Amandemen Konstitusi Perlu Kajian dan Uji Publik Mendalam
Utama

Amandemen Konstitusi Perlu Kajian dan Uji Publik Mendalam

Belum ada momentum yang tepat untuk melakukan amandemen konstitusi dalam waktu dekat. Seharusnya, amandemen konstitusi diarahkan pada penguatan kelembagaan dalam konstitusi melalui partisipasi publik, bukan didasarkan pada keinginan segelintir elit politik.

Oleh:
Rofiq Hidayat
Bacaan 4 Menit

Untuk memperkuat argumentasi ini, dia mengutip hasil survei Fixpoll Indonesia yang menunjukan 78,1 persen masyarakat tidak mengetahui adanya rencana amandemen kelima konstitusi ini.

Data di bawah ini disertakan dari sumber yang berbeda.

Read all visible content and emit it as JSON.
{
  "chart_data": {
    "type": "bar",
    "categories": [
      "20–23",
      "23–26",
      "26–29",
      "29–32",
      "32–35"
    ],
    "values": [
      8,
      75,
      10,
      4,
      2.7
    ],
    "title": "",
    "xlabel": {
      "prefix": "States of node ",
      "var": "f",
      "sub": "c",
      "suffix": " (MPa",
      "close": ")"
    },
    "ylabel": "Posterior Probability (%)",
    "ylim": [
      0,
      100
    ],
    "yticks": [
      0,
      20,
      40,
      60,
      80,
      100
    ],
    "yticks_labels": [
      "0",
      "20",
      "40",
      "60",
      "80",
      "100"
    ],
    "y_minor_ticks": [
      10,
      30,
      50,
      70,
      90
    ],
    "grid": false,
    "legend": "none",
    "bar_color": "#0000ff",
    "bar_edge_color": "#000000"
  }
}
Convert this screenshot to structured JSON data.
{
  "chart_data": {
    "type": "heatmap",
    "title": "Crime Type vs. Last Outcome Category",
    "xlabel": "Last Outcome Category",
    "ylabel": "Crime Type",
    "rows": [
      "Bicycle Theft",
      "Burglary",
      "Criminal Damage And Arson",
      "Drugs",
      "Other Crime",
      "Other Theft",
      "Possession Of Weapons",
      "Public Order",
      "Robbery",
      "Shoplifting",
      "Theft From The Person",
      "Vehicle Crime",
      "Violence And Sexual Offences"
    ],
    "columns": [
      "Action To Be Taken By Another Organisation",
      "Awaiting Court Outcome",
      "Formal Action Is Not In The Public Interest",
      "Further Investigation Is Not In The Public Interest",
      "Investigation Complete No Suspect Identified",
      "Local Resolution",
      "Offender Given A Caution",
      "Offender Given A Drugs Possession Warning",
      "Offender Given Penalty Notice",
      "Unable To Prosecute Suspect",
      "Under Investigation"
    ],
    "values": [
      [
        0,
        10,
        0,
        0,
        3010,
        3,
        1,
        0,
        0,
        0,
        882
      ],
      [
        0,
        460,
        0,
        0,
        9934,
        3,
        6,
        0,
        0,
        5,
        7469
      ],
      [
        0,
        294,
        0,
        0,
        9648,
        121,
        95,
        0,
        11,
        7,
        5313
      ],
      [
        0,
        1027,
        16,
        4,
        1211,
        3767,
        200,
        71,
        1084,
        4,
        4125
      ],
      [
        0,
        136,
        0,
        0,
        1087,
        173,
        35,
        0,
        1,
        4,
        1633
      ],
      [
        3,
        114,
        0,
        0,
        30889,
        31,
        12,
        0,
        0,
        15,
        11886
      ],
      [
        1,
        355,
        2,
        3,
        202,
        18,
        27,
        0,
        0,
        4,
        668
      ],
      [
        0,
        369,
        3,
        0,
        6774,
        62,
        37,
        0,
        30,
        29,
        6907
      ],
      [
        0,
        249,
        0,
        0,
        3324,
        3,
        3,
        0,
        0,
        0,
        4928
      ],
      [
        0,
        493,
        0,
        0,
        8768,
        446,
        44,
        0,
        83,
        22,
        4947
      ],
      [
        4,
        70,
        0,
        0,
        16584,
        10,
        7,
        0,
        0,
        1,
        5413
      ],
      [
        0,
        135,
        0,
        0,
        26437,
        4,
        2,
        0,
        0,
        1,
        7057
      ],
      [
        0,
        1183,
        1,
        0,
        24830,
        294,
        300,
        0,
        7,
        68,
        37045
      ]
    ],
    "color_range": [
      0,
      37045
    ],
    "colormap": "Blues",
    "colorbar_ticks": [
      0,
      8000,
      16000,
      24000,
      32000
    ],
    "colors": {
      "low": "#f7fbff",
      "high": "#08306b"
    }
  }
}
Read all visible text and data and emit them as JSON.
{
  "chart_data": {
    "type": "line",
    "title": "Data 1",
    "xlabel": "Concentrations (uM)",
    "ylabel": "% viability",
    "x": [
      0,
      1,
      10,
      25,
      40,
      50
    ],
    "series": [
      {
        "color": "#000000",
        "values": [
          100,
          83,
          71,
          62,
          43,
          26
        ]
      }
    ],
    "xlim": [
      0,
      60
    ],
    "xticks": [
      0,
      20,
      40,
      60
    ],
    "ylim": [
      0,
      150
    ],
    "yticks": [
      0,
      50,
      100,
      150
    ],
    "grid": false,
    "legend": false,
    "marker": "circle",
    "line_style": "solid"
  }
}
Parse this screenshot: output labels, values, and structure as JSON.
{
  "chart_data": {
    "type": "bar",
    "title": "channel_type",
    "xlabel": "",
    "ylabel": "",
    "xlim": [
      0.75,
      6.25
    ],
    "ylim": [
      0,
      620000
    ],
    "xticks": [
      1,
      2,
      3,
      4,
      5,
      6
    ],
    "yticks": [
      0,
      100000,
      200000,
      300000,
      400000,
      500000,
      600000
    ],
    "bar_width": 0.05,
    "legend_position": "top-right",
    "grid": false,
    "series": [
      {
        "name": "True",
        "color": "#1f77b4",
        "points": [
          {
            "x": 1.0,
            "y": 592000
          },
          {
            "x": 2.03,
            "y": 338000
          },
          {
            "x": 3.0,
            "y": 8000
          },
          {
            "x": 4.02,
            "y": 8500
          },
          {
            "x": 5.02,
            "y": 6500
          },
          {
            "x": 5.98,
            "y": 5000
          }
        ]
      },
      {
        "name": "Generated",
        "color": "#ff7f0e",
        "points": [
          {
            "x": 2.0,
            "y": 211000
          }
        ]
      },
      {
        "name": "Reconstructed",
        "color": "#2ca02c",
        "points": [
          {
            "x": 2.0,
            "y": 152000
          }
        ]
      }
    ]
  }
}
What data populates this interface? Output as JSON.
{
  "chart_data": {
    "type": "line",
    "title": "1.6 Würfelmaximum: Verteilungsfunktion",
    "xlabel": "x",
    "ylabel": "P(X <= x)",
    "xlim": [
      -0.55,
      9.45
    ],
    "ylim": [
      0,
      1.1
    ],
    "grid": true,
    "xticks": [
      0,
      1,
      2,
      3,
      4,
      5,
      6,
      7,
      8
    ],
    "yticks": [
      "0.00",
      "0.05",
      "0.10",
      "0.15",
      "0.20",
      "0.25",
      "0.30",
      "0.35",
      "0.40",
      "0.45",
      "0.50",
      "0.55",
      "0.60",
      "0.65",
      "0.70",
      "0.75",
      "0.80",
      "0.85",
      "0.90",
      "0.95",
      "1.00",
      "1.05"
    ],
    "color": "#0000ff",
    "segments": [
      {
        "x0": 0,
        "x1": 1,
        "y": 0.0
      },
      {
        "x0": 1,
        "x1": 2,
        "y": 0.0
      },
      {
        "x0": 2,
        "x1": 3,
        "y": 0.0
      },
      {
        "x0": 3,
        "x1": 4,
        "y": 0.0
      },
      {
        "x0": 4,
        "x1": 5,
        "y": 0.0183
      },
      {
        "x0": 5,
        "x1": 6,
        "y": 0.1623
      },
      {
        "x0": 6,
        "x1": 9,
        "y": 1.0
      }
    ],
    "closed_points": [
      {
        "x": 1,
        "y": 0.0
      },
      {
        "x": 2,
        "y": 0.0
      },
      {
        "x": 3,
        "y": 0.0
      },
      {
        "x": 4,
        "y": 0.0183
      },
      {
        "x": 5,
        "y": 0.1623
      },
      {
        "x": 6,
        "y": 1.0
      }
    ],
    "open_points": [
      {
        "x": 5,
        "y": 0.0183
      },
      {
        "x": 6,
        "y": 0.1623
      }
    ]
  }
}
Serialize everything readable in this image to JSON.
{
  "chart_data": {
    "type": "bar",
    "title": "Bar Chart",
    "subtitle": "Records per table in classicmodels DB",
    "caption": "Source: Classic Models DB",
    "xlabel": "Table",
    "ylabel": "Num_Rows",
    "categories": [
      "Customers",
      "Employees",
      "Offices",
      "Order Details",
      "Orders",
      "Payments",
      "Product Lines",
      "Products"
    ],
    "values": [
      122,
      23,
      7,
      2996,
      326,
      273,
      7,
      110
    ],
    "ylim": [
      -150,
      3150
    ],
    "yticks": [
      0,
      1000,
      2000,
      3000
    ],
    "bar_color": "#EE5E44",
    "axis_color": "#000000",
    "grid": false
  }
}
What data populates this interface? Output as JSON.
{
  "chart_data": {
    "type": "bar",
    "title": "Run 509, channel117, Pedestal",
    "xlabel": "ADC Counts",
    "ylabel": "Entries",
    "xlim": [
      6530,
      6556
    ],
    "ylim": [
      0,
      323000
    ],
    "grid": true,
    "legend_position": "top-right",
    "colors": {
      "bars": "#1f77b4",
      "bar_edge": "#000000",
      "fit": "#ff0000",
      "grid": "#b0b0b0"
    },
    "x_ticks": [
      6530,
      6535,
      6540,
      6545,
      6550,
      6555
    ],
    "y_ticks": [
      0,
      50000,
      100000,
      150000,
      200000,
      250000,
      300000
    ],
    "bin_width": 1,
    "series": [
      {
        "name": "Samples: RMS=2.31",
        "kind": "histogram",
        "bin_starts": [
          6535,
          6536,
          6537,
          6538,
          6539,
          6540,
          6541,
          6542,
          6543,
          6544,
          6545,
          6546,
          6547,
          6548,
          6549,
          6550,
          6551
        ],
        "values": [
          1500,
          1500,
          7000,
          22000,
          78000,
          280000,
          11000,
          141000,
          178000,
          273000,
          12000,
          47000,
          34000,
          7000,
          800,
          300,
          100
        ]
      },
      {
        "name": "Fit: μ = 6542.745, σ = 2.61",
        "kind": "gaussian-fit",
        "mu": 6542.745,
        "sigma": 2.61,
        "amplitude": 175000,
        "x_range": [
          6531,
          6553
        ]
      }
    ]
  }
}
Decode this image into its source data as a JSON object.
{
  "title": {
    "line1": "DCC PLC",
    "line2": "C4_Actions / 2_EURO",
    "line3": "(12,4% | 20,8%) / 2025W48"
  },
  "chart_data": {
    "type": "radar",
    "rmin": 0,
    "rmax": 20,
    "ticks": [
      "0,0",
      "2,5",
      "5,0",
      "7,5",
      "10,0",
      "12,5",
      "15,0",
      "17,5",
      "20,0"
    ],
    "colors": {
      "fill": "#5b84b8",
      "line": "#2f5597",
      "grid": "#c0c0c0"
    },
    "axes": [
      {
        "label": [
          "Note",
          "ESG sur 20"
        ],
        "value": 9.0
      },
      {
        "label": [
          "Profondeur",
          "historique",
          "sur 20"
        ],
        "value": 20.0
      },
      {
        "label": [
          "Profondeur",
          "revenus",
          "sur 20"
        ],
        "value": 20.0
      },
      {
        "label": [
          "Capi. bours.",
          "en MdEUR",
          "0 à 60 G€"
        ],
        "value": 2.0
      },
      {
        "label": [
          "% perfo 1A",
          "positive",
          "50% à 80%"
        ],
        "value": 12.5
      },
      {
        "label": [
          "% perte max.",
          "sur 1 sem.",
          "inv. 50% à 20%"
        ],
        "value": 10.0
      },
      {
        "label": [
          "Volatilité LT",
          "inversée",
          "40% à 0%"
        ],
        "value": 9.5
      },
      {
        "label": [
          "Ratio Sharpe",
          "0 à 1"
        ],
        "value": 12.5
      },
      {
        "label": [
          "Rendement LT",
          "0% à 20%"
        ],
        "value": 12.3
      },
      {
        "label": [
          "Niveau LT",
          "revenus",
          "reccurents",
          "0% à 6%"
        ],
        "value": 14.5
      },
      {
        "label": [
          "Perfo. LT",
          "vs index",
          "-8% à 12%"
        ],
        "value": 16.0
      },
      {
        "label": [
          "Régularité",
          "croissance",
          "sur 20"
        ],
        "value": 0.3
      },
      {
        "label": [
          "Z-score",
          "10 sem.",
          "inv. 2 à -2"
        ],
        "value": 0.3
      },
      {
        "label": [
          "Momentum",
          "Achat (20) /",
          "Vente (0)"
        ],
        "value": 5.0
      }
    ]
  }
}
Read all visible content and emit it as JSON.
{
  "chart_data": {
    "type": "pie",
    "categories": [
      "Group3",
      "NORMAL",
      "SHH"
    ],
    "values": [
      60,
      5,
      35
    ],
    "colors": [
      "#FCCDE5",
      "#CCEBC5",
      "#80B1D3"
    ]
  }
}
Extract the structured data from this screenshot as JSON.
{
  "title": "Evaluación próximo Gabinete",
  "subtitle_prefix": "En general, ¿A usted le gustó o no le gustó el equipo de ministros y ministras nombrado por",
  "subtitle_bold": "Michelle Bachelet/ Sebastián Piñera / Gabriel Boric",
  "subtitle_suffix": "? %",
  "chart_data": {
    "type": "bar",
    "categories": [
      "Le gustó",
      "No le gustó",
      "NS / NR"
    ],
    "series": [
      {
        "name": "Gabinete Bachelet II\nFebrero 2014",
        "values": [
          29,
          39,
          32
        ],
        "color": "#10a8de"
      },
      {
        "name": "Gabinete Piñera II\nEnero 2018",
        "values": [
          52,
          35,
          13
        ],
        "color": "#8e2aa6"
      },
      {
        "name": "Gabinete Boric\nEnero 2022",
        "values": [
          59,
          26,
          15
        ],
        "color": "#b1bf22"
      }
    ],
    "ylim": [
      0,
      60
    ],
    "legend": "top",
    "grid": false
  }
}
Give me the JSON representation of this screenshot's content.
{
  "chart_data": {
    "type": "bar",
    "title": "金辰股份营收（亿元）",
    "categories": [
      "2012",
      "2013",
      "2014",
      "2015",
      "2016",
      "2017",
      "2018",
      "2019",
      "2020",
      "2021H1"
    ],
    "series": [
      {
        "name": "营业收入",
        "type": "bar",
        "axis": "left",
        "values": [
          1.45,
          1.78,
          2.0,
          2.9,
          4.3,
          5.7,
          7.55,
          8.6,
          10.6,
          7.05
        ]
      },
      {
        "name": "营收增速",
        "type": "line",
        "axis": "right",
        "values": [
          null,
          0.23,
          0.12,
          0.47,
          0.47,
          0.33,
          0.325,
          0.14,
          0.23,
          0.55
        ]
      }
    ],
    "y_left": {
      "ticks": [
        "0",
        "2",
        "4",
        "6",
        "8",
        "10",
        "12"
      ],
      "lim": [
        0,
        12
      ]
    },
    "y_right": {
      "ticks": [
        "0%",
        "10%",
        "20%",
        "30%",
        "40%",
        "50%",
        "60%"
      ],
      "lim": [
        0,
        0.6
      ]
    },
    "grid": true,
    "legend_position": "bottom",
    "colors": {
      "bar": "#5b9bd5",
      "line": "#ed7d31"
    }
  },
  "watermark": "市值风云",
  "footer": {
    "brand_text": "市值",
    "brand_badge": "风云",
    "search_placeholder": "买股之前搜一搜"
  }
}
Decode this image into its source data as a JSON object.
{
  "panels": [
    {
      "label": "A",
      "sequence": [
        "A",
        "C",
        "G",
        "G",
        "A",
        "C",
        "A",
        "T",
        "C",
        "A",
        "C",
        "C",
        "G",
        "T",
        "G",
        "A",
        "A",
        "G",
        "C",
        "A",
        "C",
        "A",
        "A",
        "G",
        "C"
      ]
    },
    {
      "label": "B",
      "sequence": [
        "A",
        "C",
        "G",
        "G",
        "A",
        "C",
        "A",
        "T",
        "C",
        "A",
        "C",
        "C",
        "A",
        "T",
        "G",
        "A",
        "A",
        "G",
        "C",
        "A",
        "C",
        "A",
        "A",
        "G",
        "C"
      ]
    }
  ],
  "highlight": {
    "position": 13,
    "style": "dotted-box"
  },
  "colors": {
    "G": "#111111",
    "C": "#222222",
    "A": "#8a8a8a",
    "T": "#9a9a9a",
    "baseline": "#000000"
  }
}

Sementara hanya 21,9 persen yang mengetahui rencana amandemen konstitusi. Makanya, wajar bila muncul pertanyaan banyak pihak, termasuk beredar isu bakal mengubah masa jabatan presiden.

“Ini agenda siapa? Kalau diadakan amandemen sekarang, yang pasti tidak ada konstitusional momen, partisipasi publik sangat rendah, cenderung menghadirkan bola liar, seperti masa jabatan presiden dan pemilu diundur,” katanya.

Amandemen penguatan kelembagaan

Namun demikian, dirinya tak menutup peluang amandemen konstitusi karena bukan hal tabu sepanjang memenuhi persyaratan dan adanya kebutuhan untuk itu. Kalaupun hendak diamandemen, diperlukan penguatan lembaga negara yang demokratis dan antikorupsi, seperti memperkuat kewenangan DPD secara kelembagaan.

Begitu pula dengan penguatan perlindungan hak asasi manusia (HAM) dengan dibuka ruang pengaturan mekanisme constitutional complain di MK. Selanjutnya, penguatan prinsip-prinsip rule of law dalam pelaksanaan pemilu yang jujur dan adil; menguatkan good governance dengan menyebut KPK dalam konstitusi.

“Di banyak negara, lembaga antikorupsinya ada di konstitusi, hanya di Indonesia yang tak disebut dalam konstitusi. Kalau diletakkan di UUD, maka keinginan liar lebih bisa dikontrol,” dalihnya.

Selain itu, menurut Mantan Wakil Menteri Hukum dan Hak Asasi Manusia (Wamenkumham) ini perlu menguatkan kebebasan pers dengan membentuk Komisi Pers Indonesia, meski sudah terdapat Dewan Pers. Menguatkan perlindungan HAM dengan memasukkan kelembagaan Komnas HAM dalam konstitusi. Tak kalah penting, penguatan Komisi Yudisial dengan revitalisasi kewenangannya.

Hukumonline.com

Senior Partner Integrity Law Firm, Prof Denny Indrayana. 

Bivitri pun sependapat dengan Denny mengenai penguatan kelembagaan dalam konstitusi. Seperti penguatan kewenangan terhadap DPD. Baginya, amandemen bukan soal hitung-hitungan matematis. Menurutnya, yang dapat dilakukan adalah mendorong politisi agar menjaring aspirasi masyarakat yang sebenarnya, bukan malah memanipulasi datang ke perguruan tinggi dan tokoh-tokoh hanya menjustifikasi seolah-olah telah menyerap aspirasi. Padahal telah disiapkan draf yang bakal disahkan seperti halnya revisi UU No.30 Tahun 2002 tentang KPK.

Karena itu, menurut anggota Indonesia Constitutional and Administrative Society itu tak ada urgensi amandemen kelima konstitusi dalam waktu dekat ini. Karena itu, upaya MPR mengupayakan amandemen kelima konstitusi sebelum 2024 harus ditolak. MPR sebaiknya mendorong fokus pada tugas-tugas aslinya sebagai anggota DPR dan DPD.

“Memang belum ada agenda, tapi jangan sampai ada agenda. Kalau ada agenda semua akan masuk dan melebar. Percayalah itu pola-polanya,” sindirnya.